Она пьяненько рассмеялась.
– Как всегда, настоишь на своем. Стемнело уже. Ничего не увидишь. И не сможешь войти, правда?
Я лихорадочно стискивал ключ.
– Подойдет. Должен подойти. Есть где-нибудь фонарь, лампа, свечка?
– Ну, будь по-твоему. Свечи вон в том шкафчике, только пожар какой-нибудь не устрой.
Я открыл
– Не ждите меня.
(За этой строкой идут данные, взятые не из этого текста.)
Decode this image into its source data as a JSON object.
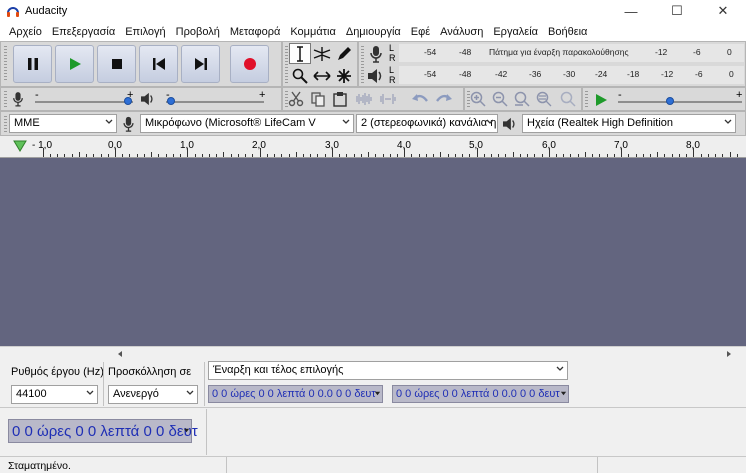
{
  "window": {
    "title": "Audacity",
    "minimize": "—",
    "maximize": "☐",
    "close": "✕"
  },
  "menu": [
    "Αρχείο",
    "Επεξεργασία",
    "Επιλογή",
    "Προβολή",
    "Μεταφορά",
    "Κομμάτια",
    "Δημιουργία",
    "Εφέ",
    "Ανάλυση",
    "Εργαλεία",
    "Βοήθεια"
  ],
  "meters": {
    "record": {
      "L": "L",
      "R": "R",
      "ticks": [
        "-54",
        "-48",
        "Πάτημα για έναρξη παρακολούθησης",
        "-12",
        "-6",
        "0"
      ]
    },
    "playback": {
      "L": "L",
      "R": "R",
      "ticks": [
        "-54",
        "-48",
        "-42",
        "-36",
        "-30",
        "-24",
        "-18",
        "-12",
        "-6",
        "0"
      ]
    }
  },
  "mixer": {
    "record_volume": 0.95,
    "playback_volume": 0.05,
    "minus": "-",
    "plus": "+"
  },
  "play_speed": {
    "value": 0.42,
    "minus": "-",
    "plus": "+"
  },
  "device": {
    "host": "MME",
    "input": "Μικρόφωνο (Microsoft® LifeCam V",
    "channels": "2 (στερεοφωνικά) κανάλια η",
    "output": "Ηχεία (Realtek High Definition"
  },
  "ruler": {
    "labels": [
      "- 1,0",
      "0,0",
      "1,0",
      "2,0",
      "3,0",
      "4,0",
      "5,0",
      "6,0",
      "7,0",
      "8,0"
    ]
  },
  "selection": {
    "rate_label": "Ρυθμός έργου (Hz)",
    "rate_value": "44100",
    "snap_label": "Προσκόλληση σε",
    "snap_value": "Ανενεργό",
    "mode_value": "Έναρξη και τέλος επιλογής",
    "time_start": {
      "h": "0 0",
      "hu": "ώρες",
      "m": "0 0",
      "mu": "λεπτά",
      "s": "0 0.0 0 0",
      "su": "δευτ"
    },
    "time_end": {
      "h": "0 0",
      "hu": "ώρες",
      "m": "0 0",
      "mu": "λεπτά",
      "s": "0 0.0 0 0",
      "su": "δευτ"
    }
  },
  "audio_position": {
    "h": "0 0",
    "hu": "ώρες",
    "m": "0 0",
    "mu": "λεπτά",
    "s": "0 0",
    "su": "δευτ"
  },
  "status": {
    "text": "Σταματημένο."
  },
  "colors": {
    "track_bg": "#63657f",
    "time_text": "#1f2fb5",
    "record_red": "#e0102a",
    "play_green": "#1e9a2a"
  }
}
Может уйти какое-то время.
– Глупый мальчик.
Я уже видел, что в сад вел узенький проход у стены дома, отдельной от соседнего, зеркально отраженной в покосившейся креозотной ограде. Выйти можно было только в парадную дверь, и я, минуя открытые двери гостиной, увидел Катерину, державшую в руке зубной мост, деликатно слизывая с него остатки пережеванного хлеба. Кино по телевизору говорило: «Он – червяк в большом яблоке», – затем для иллюстрации арабеска кларнета в сопровождении мягкой барабанной дроби. Катерина меня услыхала и спрашивает:
– Покидаешь нас?
– Я вернусь.
– Мы тут рано ложимся.
Я заблокировал йейльский замок на парадной двери, чтобы не остаться снаружи, и, дрожа, побрел на ощупь к сараю. Сад был в полном небрежении. Под ногами хрустело битое стекло; пробираясь в кустах и ветвях, я поскользнулся на тельце какого-то мертвого зверька. Луна светила не сильно. Вытащил местные спички, сжег несколько, прежде чем смог зажечь свечку. Листва не пропускала ветер. Меня так трясло, что с трудом удалось вставить ключ в замок покоробленной двери. Но ключ подошел. Значит, сарай с краской, сплошь съеденной соленым ветром, приютил бессмертное наследие Сиба Легеру. Момент был для меня столь торжественным, что хотелось срыгнуть. Дверь, проскрипев арабеску, открылась. И вот я внутри.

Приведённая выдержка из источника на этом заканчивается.